Même si Trump et ses responsables de l’immigration n’ont pas perpétré d’actes génocidaires ouverts avec leurs politiques nativistes, la gestion de l’immigration sous son administration a suivi un script fasciste en niant les rapports sur les conditions horribles dans les centres de détention, et en dissimulant la réalité au fur et à mesure que les témoignages de malnutrition, de surpeuplement et de maladies se multipliaient. Le mensonge est une arme parmi les démagogues pour couvrir les crimes et dissimuler la violence, et ce qui distingue Trump, c’est sa capacité à mentir même face à des preuves irréfutables. Ses mensonges ont agi comme un outil de dépolitisation, promouvant une forme d’ignorance fabriquée, où il devenait difficile pour le public de distinguer le fait de la fiction, rendant ainsi plus difficile la reconnaissance de la violence et des injustices imposées à ceux considérés comme des populations « jetables ».

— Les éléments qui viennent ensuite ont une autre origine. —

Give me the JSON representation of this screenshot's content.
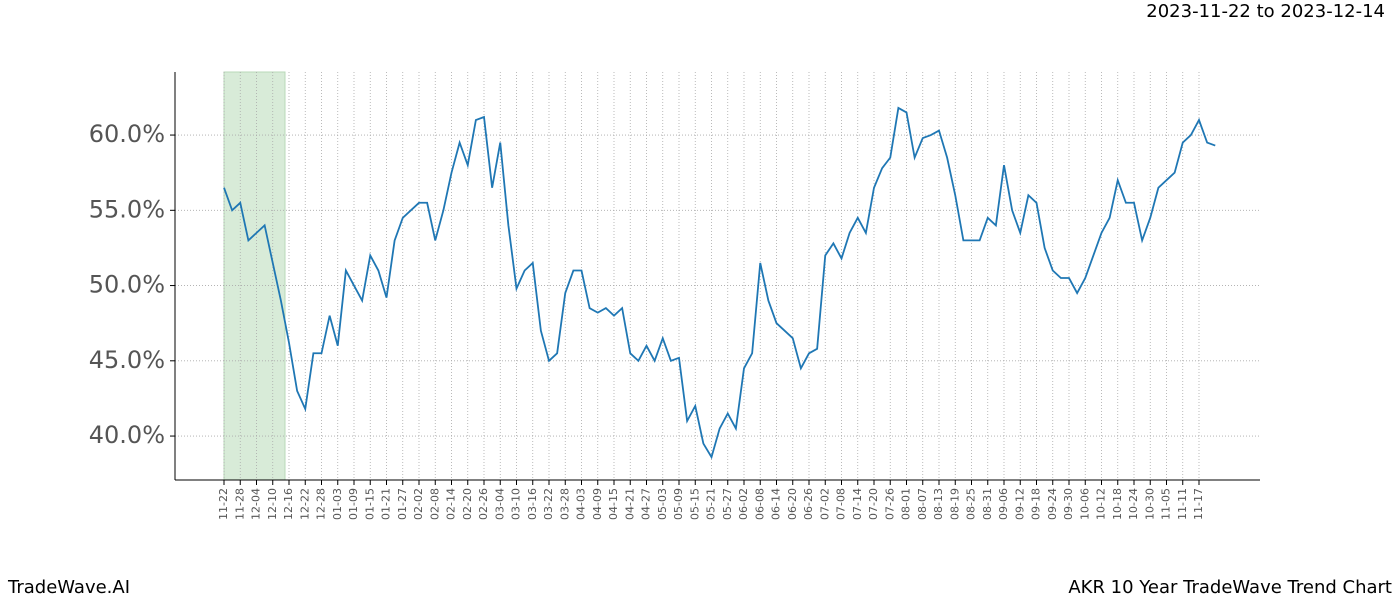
{
  "chart_data": {
    "type": "line",
    "title": "2023-11-22 to 2023-12-14",
    "footer_left": "TradeWave.AI",
    "footer_right": "AKR 10 Year TradeWave Trend Chart",
    "categories": [
      "11-22",
      null,
      "11-28",
      null,
      "12-04",
      null,
      "12-10",
      null,
      "12-16",
      null,
      "12-22",
      null,
      "12-28",
      null,
      "01-03",
      null,
      "01-09",
      null,
      "01-15",
      null,
      "01-21",
      null,
      "01-27",
      null,
      "02-02",
      null,
      "02-08",
      null,
      "02-14",
      null,
      "02-20",
      null,
      "02-26",
      null,
      "03-04",
      null,
      "03-10",
      null,
      "03-16",
      null,
      "03-22",
      null,
      "03-28",
      null,
      "04-03",
      null,
      "04-09",
      null,
      "04-15",
      null,
      "04-21",
      null,
      "04-27",
      null,
      "05-03",
      null,
      "05-09",
      null,
      "05-15",
      null,
      "05-21",
      null,
      "05-27",
      null,
      "06-02",
      null,
      "06-08",
      null,
      "06-14",
      null,
      "06-20",
      null,
      "06-26",
      null,
      "07-02",
      null,
      "07-08",
      null,
      "07-14",
      null,
      "07-20",
      null,
      "07-26",
      null,
      "08-01",
      null,
      "08-07",
      null,
      "08-13",
      null,
      "08-19",
      null,
      "08-25",
      null,
      "08-31",
      null,
      "09-06",
      null,
      "09-12",
      null,
      "09-18",
      null,
      "09-24",
      null,
      "09-30",
      null,
      "10-06",
      null,
      "10-12",
      null,
      "10-18",
      null,
      "10-24",
      null,
      "10-30",
      null,
      "11-05",
      null,
      "11-11",
      null,
      "11-17",
      null,
      null
    ],
    "series": [
      {
        "color": "#1f77b4",
        "values": [
          56.5,
          55.0,
          55.5,
          53.0,
          53.5,
          54.0,
          51.5,
          49.0,
          46.2,
          43.0,
          41.8,
          45.5,
          45.5,
          48.0,
          46.0,
          51.0,
          50.0,
          49.0,
          52.0,
          51.0,
          49.2,
          53.0,
          54.5,
          55.0,
          55.5,
          55.5,
          53.0,
          55.0,
          57.5,
          59.5,
          58.0,
          61.0,
          61.2,
          56.5,
          59.5,
          54.0,
          49.8,
          51.0,
          51.5,
          47.0,
          45.0,
          45.5,
          49.5,
          51.0,
          51.0,
          48.5,
          48.2,
          48.5,
          48.0,
          48.5,
          45.5,
          45.0,
          46.0,
          45.0,
          46.5,
          45.0,
          45.2,
          41.0,
          42.0,
          39.5,
          38.6,
          40.5,
          41.5,
          40.5,
          44.5,
          45.5,
          51.5,
          49.0,
          47.5,
          47.0,
          46.5,
          44.5,
          45.5,
          45.8,
          52.0,
          52.8,
          51.8,
          53.5,
          54.5,
          53.5,
          56.5,
          57.8,
          58.5,
          61.8,
          61.5,
          58.5,
          59.8,
          60.0,
          60.3,
          58.5,
          56.0,
          53.0,
          53.0,
          53.0,
          54.5,
          54.0,
          58.0,
          55.0,
          53.5,
          56.0,
          55.5,
          52.5,
          51.0,
          50.5,
          50.5,
          49.5,
          50.5,
          52.0,
          53.5,
          54.5,
          57.0,
          55.5,
          55.5,
          53.0,
          54.5,
          56.5,
          57.0,
          57.5,
          59.5,
          60.0,
          61.0,
          59.5,
          59.3
        ]
      }
    ],
    "highlight": {
      "from": "11-22",
      "to": "12-16",
      "color": "#d8ebd8"
    },
    "ylim": [
      37.08,
      64.19
    ],
    "yticks": [
      {
        "value": 40,
        "label": "40.0%"
      },
      {
        "value": 45,
        "label": "45.0%"
      },
      {
        "value": 50,
        "label": "50.0%"
      },
      {
        "value": 55,
        "label": "55.0%"
      },
      {
        "value": 60,
        "label": "60.0%"
      }
    ],
    "grid": true
  }
}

Il est important de comprendre que le fascisme ne disparaît pas simplement parce qu'il ne se manifeste pas sous une forme identique à celle du passé. Le fascisme est un phénomène protéiforme, toujours en évolution, et son émergence dans des formes contemporaines peut résulter de la réponse à une série de crises capitalistes, telles que l’augmentation des inégalités massives, la montée de la peur, des emplois précaires, des politiques d’austérité impitoyables, l’essor de l'État carcéral, et l’érosion des privilèges blancs. Dans ses formes actuelles, il se caractérise par une haine de l’intérêt public, par le désir de purger la démocratie de ses idéaux, et par une volonté de privilégier le pouvoir au détriment des besoins humains, tout en rendant la différence raciale un principe organisateur de la société.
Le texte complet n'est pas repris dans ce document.